Почти не решая — она не уследила, как это сделалось, — однажды, осенью, после того, как она года полтора не видалась с Асташевым, она вздумала пойти к Ксении Андреевне. В кассе кинематографа ее заменили на этот вечер, и она, все в том же шерстяном синем платье, уехала, сама не зная зачем и не умея объяснить себе этого поступка, на ту улицу, где они когда-то жили. Дом показался ей совсем чужим и мрачным, подъезд разволновал ее воспоминаниями. Но ничего же не было, ничего решительно не сказал он ей, да и не нужно ей было его слов. Она поднялась и уже в передней услышала его голос. Но предлога, которым она могла бы объяснить свое появление, она так и не нашла.

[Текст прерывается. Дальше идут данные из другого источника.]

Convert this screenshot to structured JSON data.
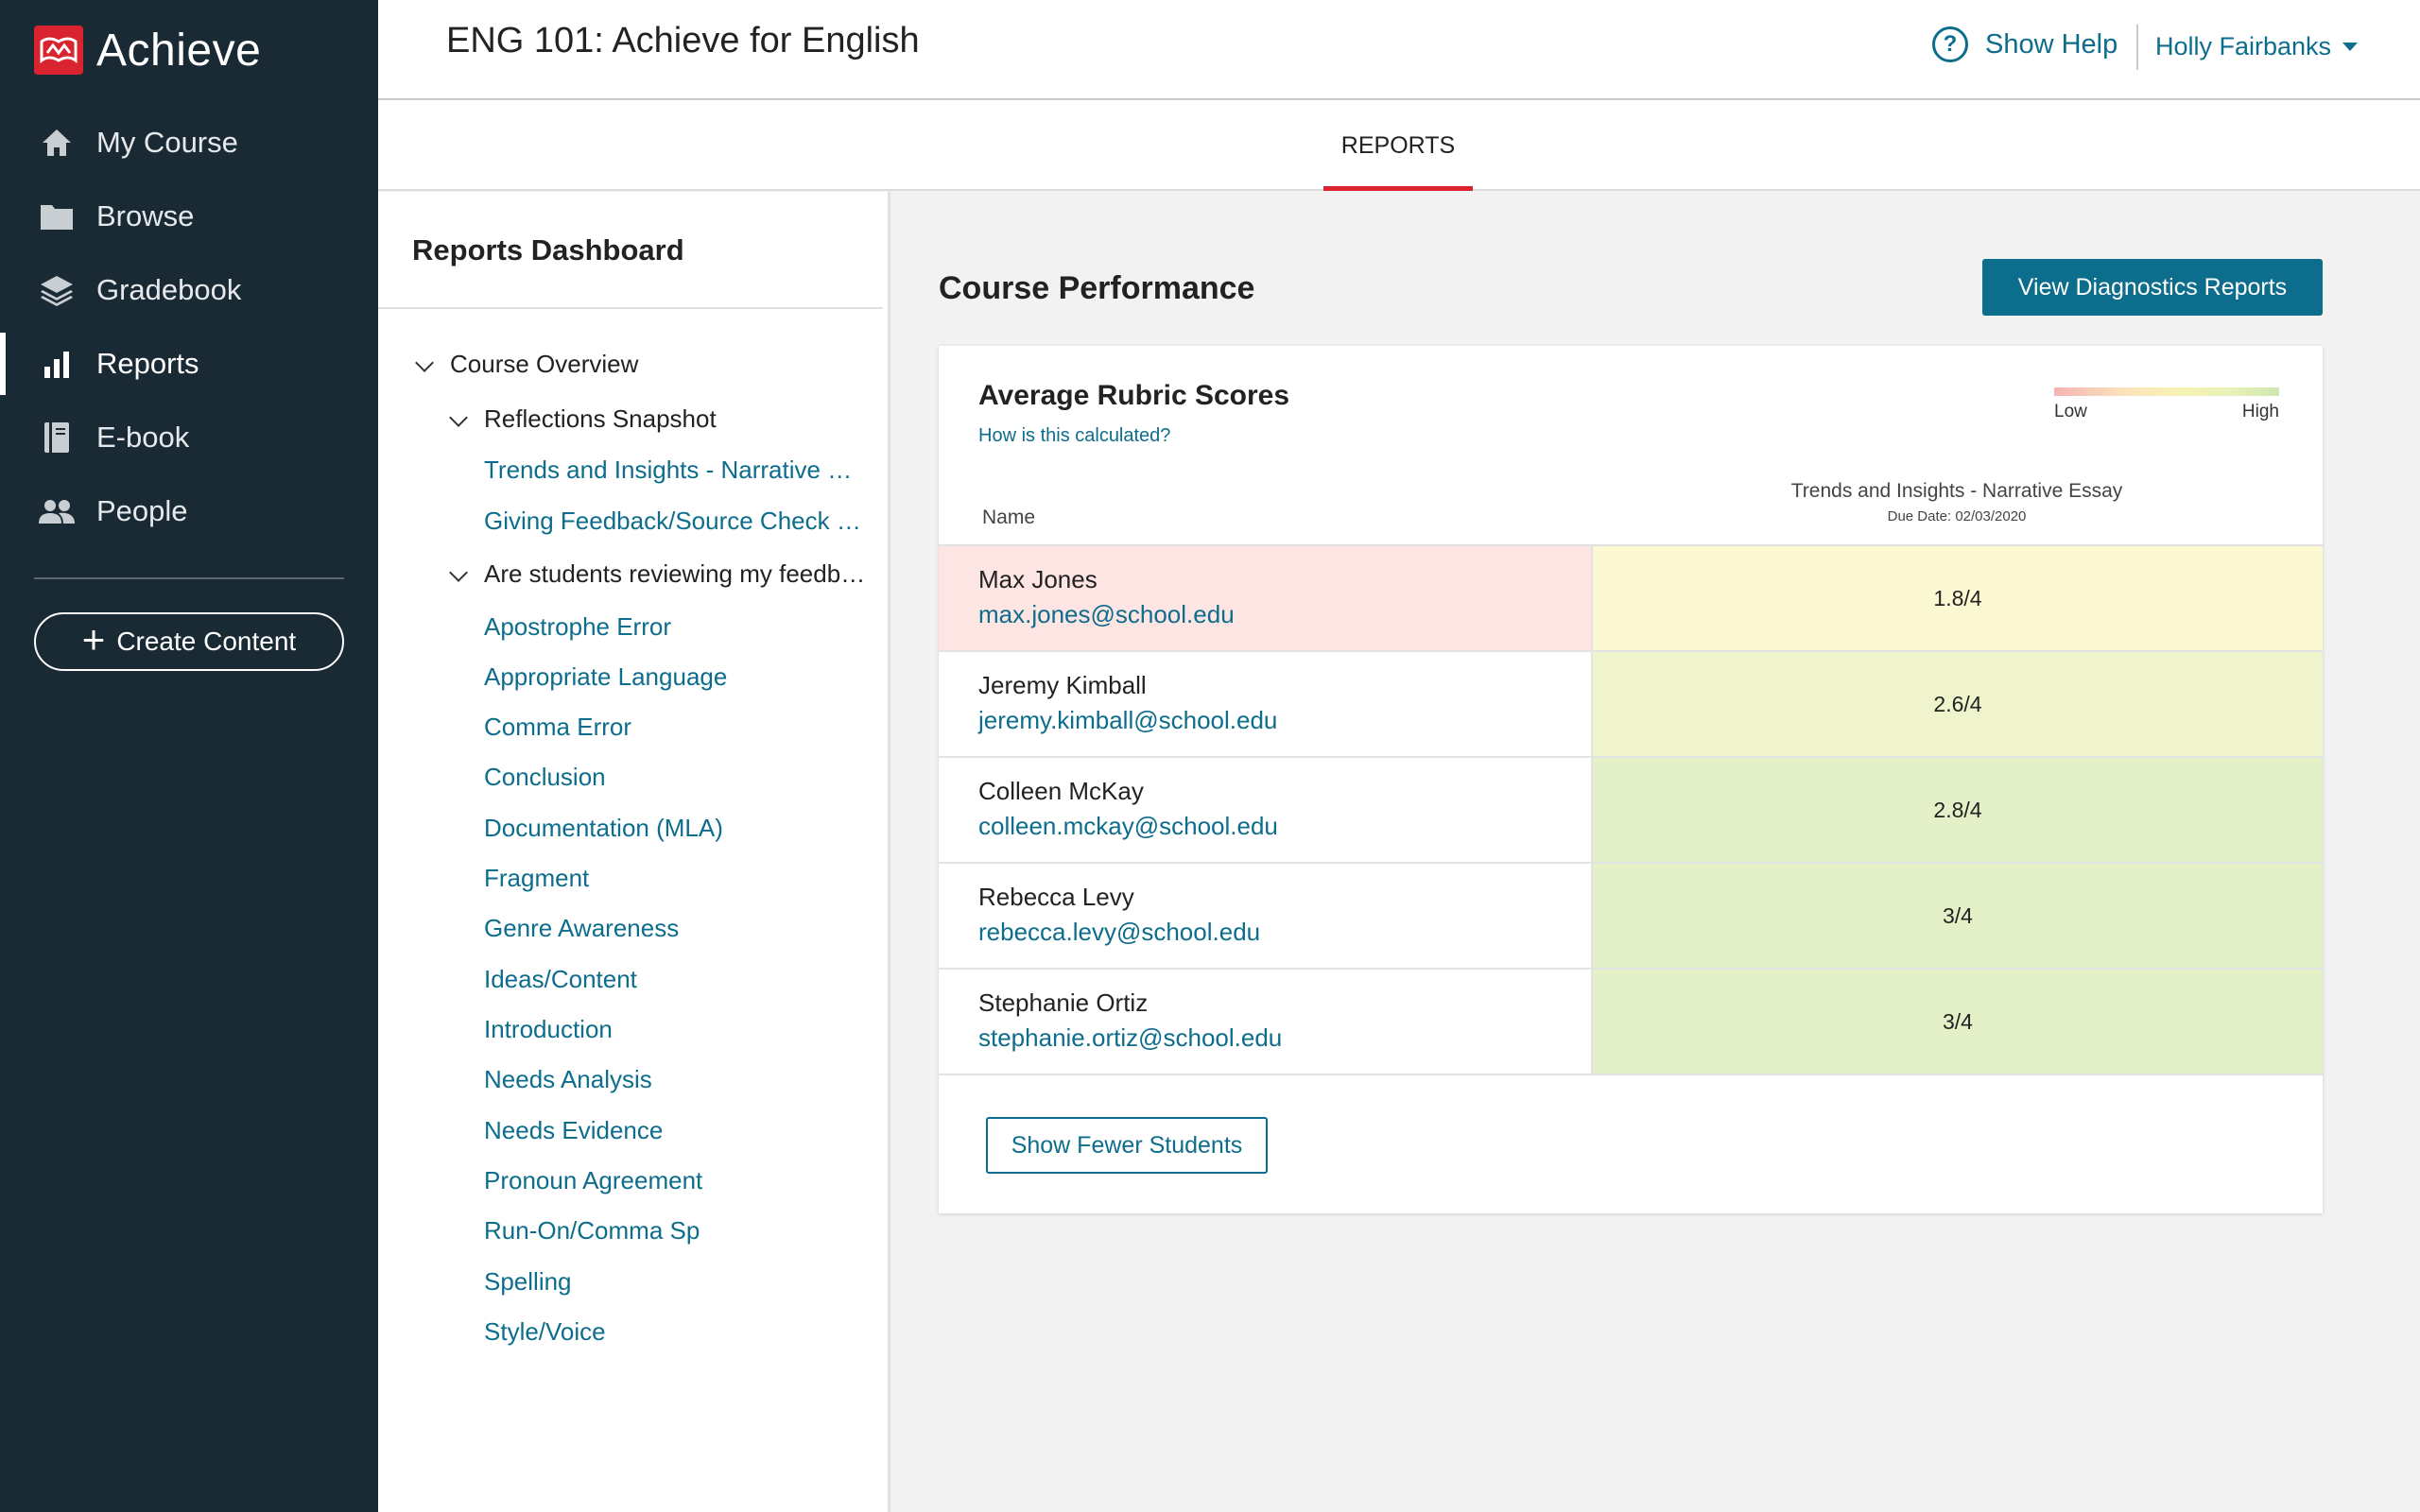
{
  "brand": {
    "logo_text": "Achieve",
    "accent": "#d9232e",
    "sidebar_bg": "#1a2a35",
    "link_color": "#0d6d8c"
  },
  "sidebar": {
    "items": [
      {
        "label": "My Course",
        "icon": "home-icon"
      },
      {
        "label": "Browse",
        "icon": "folder-icon"
      },
      {
        "label": "Gradebook",
        "icon": "layers-icon"
      },
      {
        "label": "Reports",
        "icon": "bar-chart-icon",
        "active": true
      },
      {
        "label": "E-book",
        "icon": "book-icon"
      },
      {
        "label": "People",
        "icon": "people-icon"
      }
    ],
    "create_label": "Create Content"
  },
  "header": {
    "course_title": "ENG 101: Achieve for English",
    "help_label": "Show Help",
    "user_name": "Holly Fairbanks"
  },
  "tabs": [
    {
      "label": "REPORTS",
      "active": true
    }
  ],
  "dashboard": {
    "title": "Reports Dashboard",
    "tree": {
      "overview": "Course Overview",
      "snapshot": "Reflections Snapshot",
      "snapshot_links": [
        "Trends and Insights - Narrative Essay",
        "Giving Feedback/Source Check - Reflection"
      ],
      "feedback_group": "Are students reviewing my feedback?",
      "feedback_links": [
        "Apostrophe Error",
        "Appropriate Language",
        "Comma Error",
        "Conclusion",
        "Documentation (MLA)",
        "Fragment",
        "Genre Awareness",
        "Ideas/Content",
        "Introduction",
        "Needs Analysis",
        "Needs Evidence",
        "Pronoun Agreement",
        "Run-On/Comma Sp",
        "Spelling",
        "Style/Voice"
      ]
    }
  },
  "main": {
    "title": "Course Performance",
    "diagnostics_button": "View Diagnostics Reports",
    "card": {
      "title": "Average Rubric Scores",
      "calc_link": "How is this calculated?",
      "legend_low": "Low",
      "legend_high": "High",
      "name_header": "Name",
      "assignment_title": "Trends and Insights - Narrative Essay",
      "assignment_due": "Due Date: 02/03/2020",
      "students": [
        {
          "name": "Max Jones",
          "email": "max.jones@school.edu",
          "score": "1.8/4",
          "name_bg": "#fde5e4",
          "score_bg": "#fcf8d2"
        },
        {
          "name": "Jeremy Kimball",
          "email": "jeremy.kimball@school.edu",
          "score": "2.6/4",
          "name_bg": "#ffffff",
          "score_bg": "#f0f4cd"
        },
        {
          "name": "Colleen McKay",
          "email": "colleen.mckay@school.edu",
          "score": "2.8/4",
          "name_bg": "#ffffff",
          "score_bg": "#e4f0c7"
        },
        {
          "name": "Rebecca Levy",
          "email": "rebecca.levy@school.edu",
          "score": "3/4",
          "name_bg": "#ffffff",
          "score_bg": "#e4f0c7"
        },
        {
          "name": "Stephanie Ortiz",
          "email": "stephanie.ortiz@school.edu",
          "score": "3/4",
          "name_bg": "#ffffff",
          "score_bg": "#e4f0c7"
        }
      ],
      "fewer_button": "Show Fewer Students"
    }
  }
}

Но предлог был совершенно и не нужен. Ксения Андреевна была в каком-то нервном, повышенном настроении и заключила ее в свои сильные, душные объятия. Кроме Асташева, было еще два гостя, оба незнакомых Жене.
— Женечка Соколова, — сказал Асташев, — нельзя ли вас угостить ликером с горчицей?
И вдруг он почувствовал звериную радость от ее присутствия.
Она пила маленькими глотками и улыбалась, и удивлялась этому воздуху, в котором совсем по-другому дышалось, чем всюду на земле: что-то было пряное в этой шелком отливавшей, еще прямой, крашеной старухе, в двух мужчинах, видимо, зараженных этой пряностью, и грубо и страшно ухаживавших за ней, и, наконец, что-то особенное было в Асташеве, в Алеше Асташеве, как она про себя называла его, что-то вдруг близкое, решительное, менявшее ее самое навеки.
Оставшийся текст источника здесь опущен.